理屈に怒りを塗りたくったような、なかなかキツイ批判レスである。
…で、実際の『グレンラガン』はどうなのかというと、実は、そのまんまこのレスの言うとおりなのである。ハッキリ言ってご都合主義の権化のような作品だ。
その場の思い込みと気合い次第で主人公一派は無尽蔵に力が出るし、それだけで敵はやられていく。いかにもアニメ的なノリの熱血で全てが解決される。主人公とその周りだけが宇宙の中心で、それ以外は“敵”と“愚者”ばかり。
見る人によっては、ただみんなでギャーギャー言っているだけの、空回りでオタ臭くてガキ臭いキャラ売りアニメに映るだろう。
 
…だが、敢えて…敢えて…無理を承知で敢えて言いたい。
「もう半周して純粋な熱血作品として見てくれ!」と。
というか『グレンラガン』に真の意味で感動できるのって、ミッキー・ロークの『レスラー』に感動できる貴方↑のような大人なんだと言いたい。

 
ネタバレを避け過ぎて、未見の人には「何の事やら…」という話になっているので、『グレンラガン』の超大雑把な概要だけ説明する。
本作は、所謂、熱血スーパーロボットアニメである。
オーバーテクノロジーの巨大ロボットを主人公が乗り回し、種の存亡を掛けて強大な敵へと立ち向かう…という、王道の内容だ。
様々な苦難を乗り越え、主人公たちは成長し、敵を打ち破り、さらなる高みを目指していく。
気合いの入りまくった作画、ベラボーにカッコイイBGM、そして熱すぎる脚本などが評価され(要するに全部)、ゼロ年代スーパーロボットアニメの決定版的な評価を受けている。

 
…が、反面、上記のように、この作品を本当に冷めた目で見ている人もいる。それも単なる生理的なアンチではなく、わりと真剣に視聴した上で、理路整然とした理由を以て「これはあかんだろ…」と言う人が結構な割合でいる。
そりゃそうだ。やっていること自体はかつてのスーパーロボット作品群の踏襲(+α)。「ありがち」のフレームに頑張って肉付けしまくっても、年季の入ったアニメ視聴者からすれば、華美であればあるほどそこに虚しさを感じかねない。
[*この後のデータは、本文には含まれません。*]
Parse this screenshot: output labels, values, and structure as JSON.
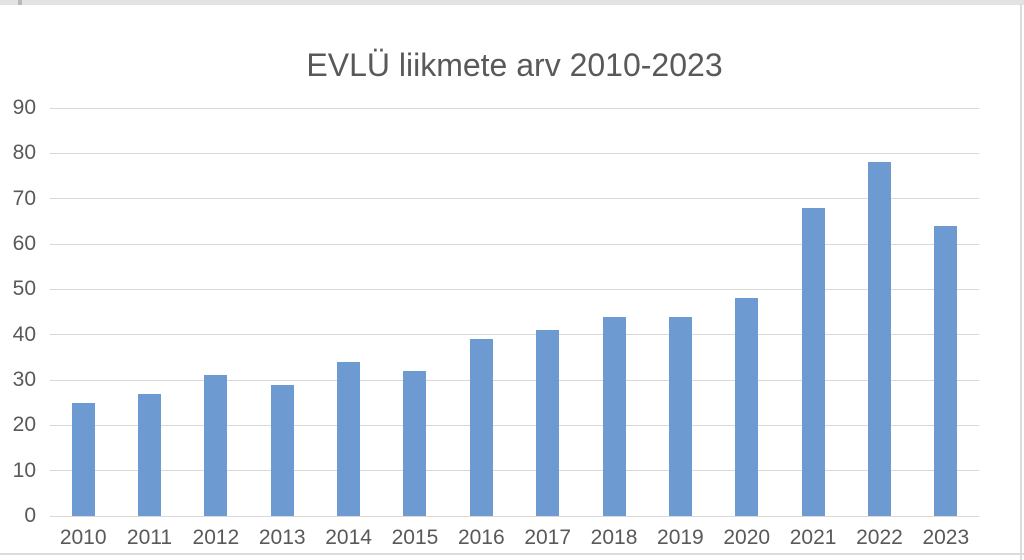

その場の決断と気合いで全てが解決する、徹底的にポジティブで自己完結な世界観。そりゃ、いい歳して“正しい目”を持っちまったおっさんオタクが素直に楽しむのは難しい。
 
しかし、「だったら見なきゃいい」とは、私は全然思わない。
上にも書いたが、そこをもう半周して熱血に戻ってきたところに、このアニメの真髄があるからだ。
逆に言えば、あまりにも素直に「グレンラガン最高!」「全編燃えた!」と言えてしまう人は、それはそれで素晴らしいことだが、「もう一周足りない!」と思う。
 
古くさい、深みがない、自己完結、虚勢ばかりの粗暴なご都合主義作品…。制作はあのガイナックス、そんなことは億も承知のはずである。そしてそれを承知で突き抜けたからこそ、『天元突破グレンラガン』には価値があるのだ。
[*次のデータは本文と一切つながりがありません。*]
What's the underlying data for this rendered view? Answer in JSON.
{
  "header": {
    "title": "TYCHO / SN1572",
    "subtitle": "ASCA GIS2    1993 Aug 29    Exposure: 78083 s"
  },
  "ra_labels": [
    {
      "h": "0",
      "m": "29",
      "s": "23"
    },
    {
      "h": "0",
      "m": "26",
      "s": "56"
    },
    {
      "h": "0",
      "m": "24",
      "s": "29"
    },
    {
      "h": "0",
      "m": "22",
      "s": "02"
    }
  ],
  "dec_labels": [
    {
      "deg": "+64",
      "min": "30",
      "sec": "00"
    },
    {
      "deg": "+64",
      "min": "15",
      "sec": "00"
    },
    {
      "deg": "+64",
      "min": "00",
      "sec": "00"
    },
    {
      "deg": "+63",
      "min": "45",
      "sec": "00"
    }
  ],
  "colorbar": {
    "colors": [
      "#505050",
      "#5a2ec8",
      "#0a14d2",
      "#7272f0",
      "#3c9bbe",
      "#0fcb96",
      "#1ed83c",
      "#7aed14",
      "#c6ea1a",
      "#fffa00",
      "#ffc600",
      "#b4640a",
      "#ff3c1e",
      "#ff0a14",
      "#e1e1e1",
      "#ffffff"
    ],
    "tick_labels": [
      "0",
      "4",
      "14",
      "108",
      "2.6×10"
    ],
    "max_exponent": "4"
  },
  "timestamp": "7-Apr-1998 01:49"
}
ボクシングにおいて、ノーガードでスタミナも考えずただひたすらにぶん殴りに行くのは、愚か者の所行である。ただし、そいつがむちゃくちゃ速くてむちゃくちゃ強くて、むちゃくちゃ必死だったら、愚かなりに何らかの成果が上がるかも知れない。
天元突破グレンラガン』は物語としての法を犠牲にして、その代わり出来うる限りの「熱血」を作中にねじり込んでいる。酸いも甘いも噛み分けたオッサンたちが、ノーガードで熱血モノを描いているのだ。
 
本編の中で、「アニキ」ことカミナが、弟分にして親友のシモンに言う。
「俺の無茶に中身をくれたのは、お前なんだ! 俺の「進め」に中身をくれたのは、お前なんだよ!」
グレンラガン』が大いなるハッタリであるとするなら、そこに中身を与えるのは、他の誰でもない、視聴者自身なのである。
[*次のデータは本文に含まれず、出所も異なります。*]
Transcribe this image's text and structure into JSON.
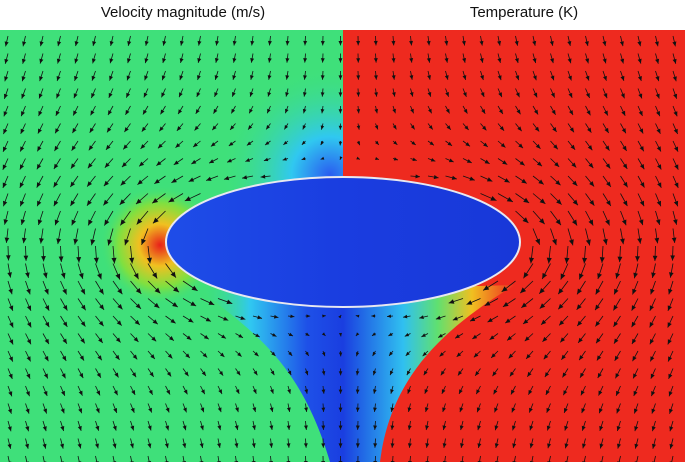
{
  "panels": [
    {
      "title": "Velocity magnitude (m/s)"
    },
    {
      "title": "Temperature (K)"
    }
  ]
}
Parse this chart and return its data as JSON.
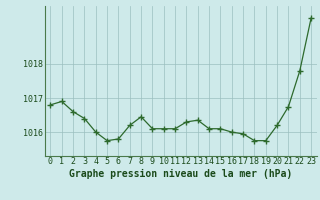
{
  "x": [
    0,
    1,
    2,
    3,
    4,
    5,
    6,
    7,
    8,
    9,
    10,
    11,
    12,
    13,
    14,
    15,
    16,
    17,
    18,
    19,
    20,
    21,
    22,
    23
  ],
  "y": [
    1016.8,
    1016.9,
    1016.6,
    1016.4,
    1016.0,
    1015.75,
    1015.8,
    1016.2,
    1016.45,
    1016.1,
    1016.1,
    1016.1,
    1016.3,
    1016.35,
    1016.1,
    1016.1,
    1016.0,
    1015.95,
    1015.75,
    1015.75,
    1016.2,
    1016.75,
    1017.8,
    1019.35
  ],
  "line_color": "#2d6a2d",
  "marker_color": "#2d6a2d",
  "bg_color": "#ceeaea",
  "grid_color": "#9bbfbf",
  "xlabel_text": "Graphe pression niveau de la mer (hPa)",
  "ylim_min": 1015.3,
  "ylim_max": 1019.7,
  "yticks": [
    1016,
    1017,
    1018
  ],
  "title_color": "#1a4a1a",
  "xlabel_fontsize": 7.0,
  "tick_fontsize": 6.0
}
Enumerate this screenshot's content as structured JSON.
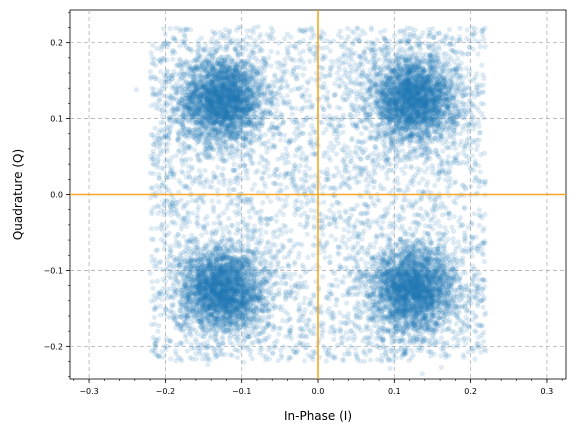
{
  "chart_data": {
    "type": "scatter",
    "title": "",
    "xlabel": "In-Phase (I)",
    "ylabel": "Quadrature (Q)",
    "xlim": [
      -0.325,
      0.325
    ],
    "ylim": [
      -0.243,
      0.243
    ],
    "x_ticks": [
      -0.3,
      -0.2,
      -0.1,
      0.0,
      0.1,
      0.2,
      0.3
    ],
    "x_tick_labels": [
      "−0.3",
      "−0.2",
      "−0.1",
      "0.0",
      "0.1",
      "0.2",
      "0.3"
    ],
    "y_ticks": [
      -0.2,
      -0.1,
      0.0,
      0.1,
      0.2
    ],
    "y_tick_labels": [
      "−0.2",
      "−0.1",
      "0.0",
      "0.1",
      "0.2"
    ],
    "grid": true,
    "reference_lines": {
      "x": 0,
      "y": 0,
      "color": "#f5a623"
    },
    "point_color": "#1f77b4",
    "point_alpha": 0.15,
    "series": [
      {
        "clusters": [
          {
            "center": [
              -0.125,
              0.125
            ],
            "points": 2500
          },
          {
            "center": [
              0.125,
              0.125
            ],
            "points": 2500
          },
          {
            "center": [
              -0.125,
              -0.125
            ],
            "points": 2500
          },
          {
            "center": [
              0.125,
              -0.125
            ],
            "points": 2500
          }
        ],
        "diffuse_points": 4000,
        "diffuse_range": [
          -0.22,
          0.22
        ]
      }
    ]
  }
}
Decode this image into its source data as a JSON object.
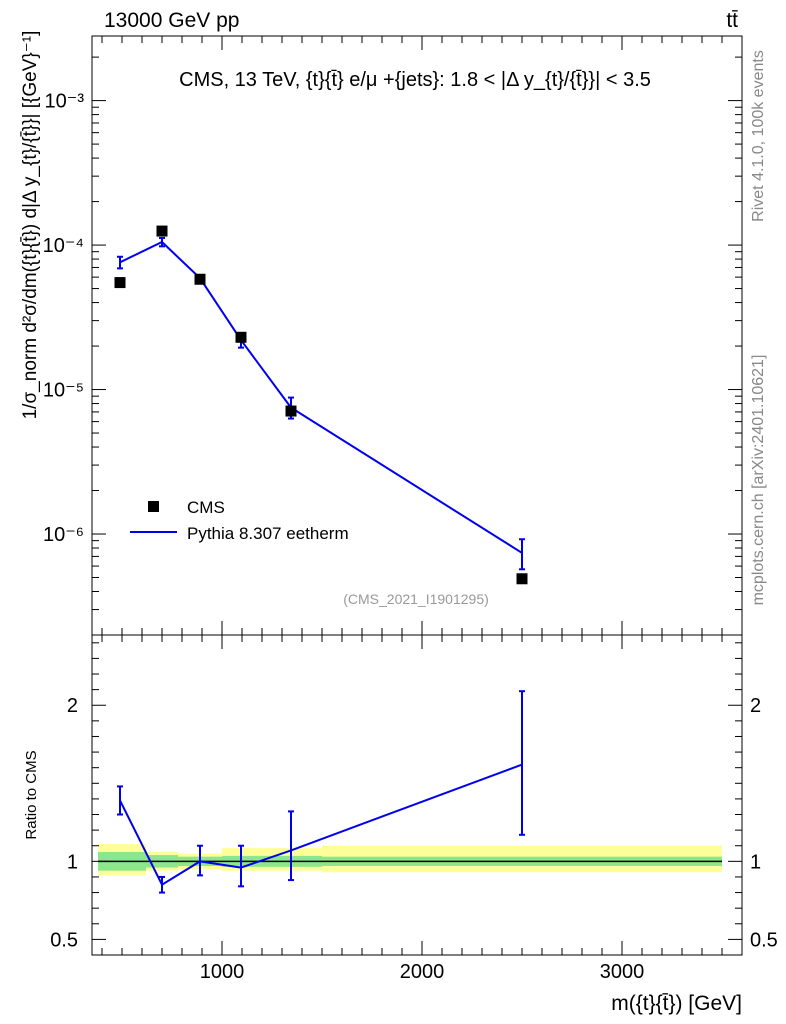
{
  "header": {
    "left": "13000 GeV pp",
    "right": "tt̄"
  },
  "side_labels": {
    "rivet": "Rivet 4.1.0,  100k events",
    "mcplots": "mcplots.cern.ch [arXiv:2401.10621]"
  },
  "colors": {
    "mc": "#0000ee",
    "data": "#000000",
    "band_inner": "#8ce68c",
    "band_outer": "#ffff99",
    "watermark": "#999999",
    "side_text": "#888888"
  },
  "chart_data": [
    {
      "type": "line",
      "panel": "main",
      "title": "CMS, 13 TeV, {t}{t̄} e/μ +{jets}: 1.8 < |Δ y_{t}/{t̄}}| < 3.5",
      "ylabel": "1/σ_norm d²σ/dm({t}{t̄}) d|Δ y_{t}/{t̄}}| [{GeV}⁻¹]",
      "xlabel": "m({t}{t̄}) [GeV]",
      "yscale": "log",
      "xlim": [
        350,
        3600
      ],
      "ylim": [
        2e-07,
        0.0028
      ],
      "yticks": [
        "10⁻⁶",
        "10⁻⁵",
        "10⁻⁴",
        "10⁻³"
      ],
      "watermark": "(CMS_2021_I1901295)",
      "legend": {
        "placement": "bottom-left",
        "entries": [
          "CMS",
          "Pythia 8.307 eetherm"
        ]
      },
      "series": [
        {
          "name": "CMS",
          "kind": "points",
          "x": [
            490,
            700,
            890,
            1095,
            1345,
            2500
          ],
          "y": [
            5.5e-05,
            0.000125,
            5.8e-05,
            2.3e-05,
            7.1e-06,
            4.9e-07
          ]
        },
        {
          "name": "Pythia 8.307 eetherm",
          "kind": "line",
          "x": [
            490,
            700,
            890,
            1095,
            1345,
            2500
          ],
          "y": [
            7.6e-05,
            0.000105,
            5.9e-05,
            2.2e-05,
            7.5e-06,
            7.4e-07
          ],
          "err_low": [
            6.9e-05,
            9.8e-05,
            5.6e-05,
            1.95e-05,
            6.3e-06,
            5.7e-07
          ],
          "err_high": [
            8.3e-05,
            0.000112,
            6.2e-05,
            2.45e-05,
            8.8e-06,
            9.2e-07
          ]
        }
      ]
    },
    {
      "type": "line",
      "panel": "ratio",
      "ylabel": "Ratio to CMS",
      "xlabel": "m({t}{t̄}) [GeV]",
      "xlim": [
        350,
        3600
      ],
      "ylim": [
        0.4,
        2.45
      ],
      "xticks": [
        "1000",
        "2000",
        "3000"
      ],
      "yticks": [
        "0.5",
        "1",
        "2"
      ],
      "reference": 1,
      "band_edges": [
        380,
        620,
        780,
        1000,
        1500,
        3500
      ],
      "band_inner": [
        [
          0.94,
          1.06
        ],
        [
          0.96,
          1.04
        ],
        [
          0.97,
          1.03
        ],
        [
          0.965,
          1.035
        ],
        [
          0.97,
          1.03
        ]
      ],
      "band_outer": [
        [
          0.91,
          1.11
        ],
        [
          0.94,
          1.06
        ],
        [
          0.95,
          1.05
        ],
        [
          0.94,
          1.085
        ],
        [
          0.93,
          1.1
        ]
      ],
      "series": [
        {
          "name": "Pythia 8.307 eetherm / CMS",
          "x": [
            490,
            700,
            890,
            1095,
            1345,
            2500
          ],
          "y": [
            1.39,
            0.85,
            1.0,
            0.96,
            1.07,
            1.62
          ],
          "err_low": [
            1.3,
            0.8,
            0.91,
            0.84,
            0.88,
            1.17
          ],
          "err_high": [
            1.48,
            0.9,
            1.1,
            1.1,
            1.32,
            2.09
          ]
        }
      ]
    }
  ]
}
ハッタリにただホイホイとついて行ってしまうのではない。ハッタリだと解った上で、そこに敢えて熱を込めていく。それができるのは“正しい目”とE&Eの魂を持った、大人の貴方ではないか。そう言いたい。
少なくとも、『グレンラガン』はその素材としては一切の歪みがない最高級品である。

 
例によって私は今回もレンタル視聴。実際に本編を見てみるまでその内容を全然知らなかった。で、予めネタバレを見ていなくて本当に良かったと思っている。
だから、今回は極力バレを避けるようにしとります。未見の人で本作に興味を持ってくれたらそれは嬉しいです。
結果好きになれなくてもいいから、是非とも一見してみて欲しい作品である。
 
…それにしてもエロ同人誌がヨーコとニアの寡占状態なのが納得いかない。アディーネ様とか良い味出しているだろうが。ちくしょう。仮にも「同人」なんだから自分の好きなキャラを描けよ。みんなアディーネ様大好きだろ? な? …私が総統閣下なら「おっぱいぷるんぷるーん!」とか言って激昂しているところだ。